Im Frühjahr 1934 erblickte Johannes als drittes Kind der Eheleute Ludwig und Maria Sperrer das Licht der Welt. Sein Vater hatte kurz zuvor das Bankgeschäft seines 1930 verstorbenen Bruders Kaspar in Zusammenarbeit mit dessen Witwe Elisabeth im Rahmen einer offenen Handelsgesellschaft in das Freisinger Kreditinstitut mit eingegliedert. Es folgten die Jahre des Nationalsozialismus in Deutschland und kurz nach Einbruch des Zweiten Weltkrieges fiel Ludwig Sperrers gleichnamiger Sohn, gerade 20 Jahre alt geworden. Die Stadt Freising blieb vom Krieg weitgehend verschont und mit der Erweiterung um einen neuen Geschäftsbereich gelang es der Sperrer-Bank ab 1943, viele neue Kunden zu gewinnen. Die Molkerei Weihenstephan war auf der Suche nach einem Kreditinstitut, welches den Landwirten das Entgelt für die gelieferte Milch auszahlte und vereinbarte mit Ludwig Sperrer die Errichtung eines „Milchschalters“ in seinem Bankhaus. Viele der Bauern eröffneten daraufhin ein Konto bei Sperrer und so gelang es der Privatbank, seinen Kundenkreis stetig zu erweitern. Diese Erfolge setzten sich auch nach Ende des Zweiten Weltkrieges fort. Das Bankgeschäft profitierte selbstverständlich vom Wirtschaftsaufschwung im Westen Deutschlands und in den 50er Jahren sammelte Hans Sperrer als junger Erwachsener Branchenerfahrung bei verschiedenen Bankhäusern in München, Augsburg und Köln. Nach dem Tod seines Vaters im Jahr 1961 übernahm er schließlich die Leitung des Familienunternehmens.
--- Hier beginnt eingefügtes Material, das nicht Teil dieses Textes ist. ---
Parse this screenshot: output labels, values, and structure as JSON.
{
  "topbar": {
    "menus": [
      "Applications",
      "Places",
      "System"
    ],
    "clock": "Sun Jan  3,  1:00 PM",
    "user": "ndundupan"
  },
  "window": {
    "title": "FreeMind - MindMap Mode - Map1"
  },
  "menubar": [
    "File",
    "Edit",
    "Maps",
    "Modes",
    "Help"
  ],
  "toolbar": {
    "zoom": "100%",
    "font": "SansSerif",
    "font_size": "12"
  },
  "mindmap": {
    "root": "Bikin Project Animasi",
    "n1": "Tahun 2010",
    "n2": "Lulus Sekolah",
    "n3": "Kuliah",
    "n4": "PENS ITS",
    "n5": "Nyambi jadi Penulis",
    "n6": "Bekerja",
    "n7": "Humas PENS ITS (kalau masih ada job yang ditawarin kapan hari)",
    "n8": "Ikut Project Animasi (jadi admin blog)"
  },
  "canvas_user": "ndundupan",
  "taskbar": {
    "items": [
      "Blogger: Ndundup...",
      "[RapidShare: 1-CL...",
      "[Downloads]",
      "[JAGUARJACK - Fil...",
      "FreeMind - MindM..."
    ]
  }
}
„Seit dem Zweiten Weltkrieg gab es noch nie ein Verlustjahr“, verdeutlicht Christian Sperrer den anhaltenden Erfolgskurs seines Bankhauses. Dies sei angesichts mehrerer Wirtschaftskrisen für eine Privatbank keineswegs selbstverständlich. „In Bayern gibt es nur noch gut eine Handvoll an Privatbanken“, deutschlandweit etwa „fünfzehn bis zwanzig inhabergeführte Häuser“. Doch die Unabhängigkeit und Selbstständigkeit ist dem Familienunternehmen mehr wert, als alles andere. „Wir bekommen keine Konzernvorgaben, keine regulatorischen Vorschriften“, erklärt der Bankier. „Und das können wir direkt an unsere Mitarbeiter weitergeben.“ So gebe es im Bankhaus keinerlei Vorgaben für bestimmte Verkaufszahlen, „keinen Druck“ für die Vertriebsangestellten. „Es ist wunderschön zu betrachten, wie hier ein Nischenplayer über 100 Jahre zu seiner Kernidee“ stehe, nämlich „Verantwortung und Haftung, in einer Hand zu halten“, betont auch Silke Wolf, Geschäftsführerin des Bayerischen Bankenverbandes. „Beim Bankhaus Sperrer ist man seiner Geschichte und seiner altbayerischen Heimat treu geblieben, ist nah bei den Menschen vor Ort und betreibt dort das klassische Bankgeschäft.“

1972, zwei Jahre nach der Geburt von Christian Sperrer, eröffnete das Bankhaus seine Räumlichkeiten am Freisinger Marienplatz, bis heute der Stammsitz der Privatbank. Ein konsequenter Schritt, um den inzwischen mehr als 30 Mitarbeitern ausreichend Platz bieten zu können. Vier Jahre später erfolgte die Einweihung der Geschäftsstelle in Neustift, 1990 schließlich die Erweiterung nach Lerchenfeld. Mit der Gründung der EFDIS AG als Tochterunternehmen der Sperrer-Bank gelang es dem Unternehmen im Jahr 1997 zudem, die Entwicklung einer Kernbankensoftware sowie  seit 2012 einer Online-Banking-Lösung in der eigenen Hand zu halten. Die EFDIS AG, die heute mit etwa 60 Mitarbeitern ebenfalls am Freisinger Marienplatz sowie in der Münchener Straße ihre Geschäfte führt, avancierte in den vergangenen Jahren zu einem der angesehensten Dienstleister der Branche – mit inzwischen mehr als 20 Kunden im Banken- und Finanzsektor. 2005 übernahm Christian Sperrer die Leitung des Unternehmens und wurde im Jahr darauf auch persönlich haftender geschäftsführender Gesellschafter der Sperrer-Bank. Hans Sperrer starb am 13. Oktober 2011.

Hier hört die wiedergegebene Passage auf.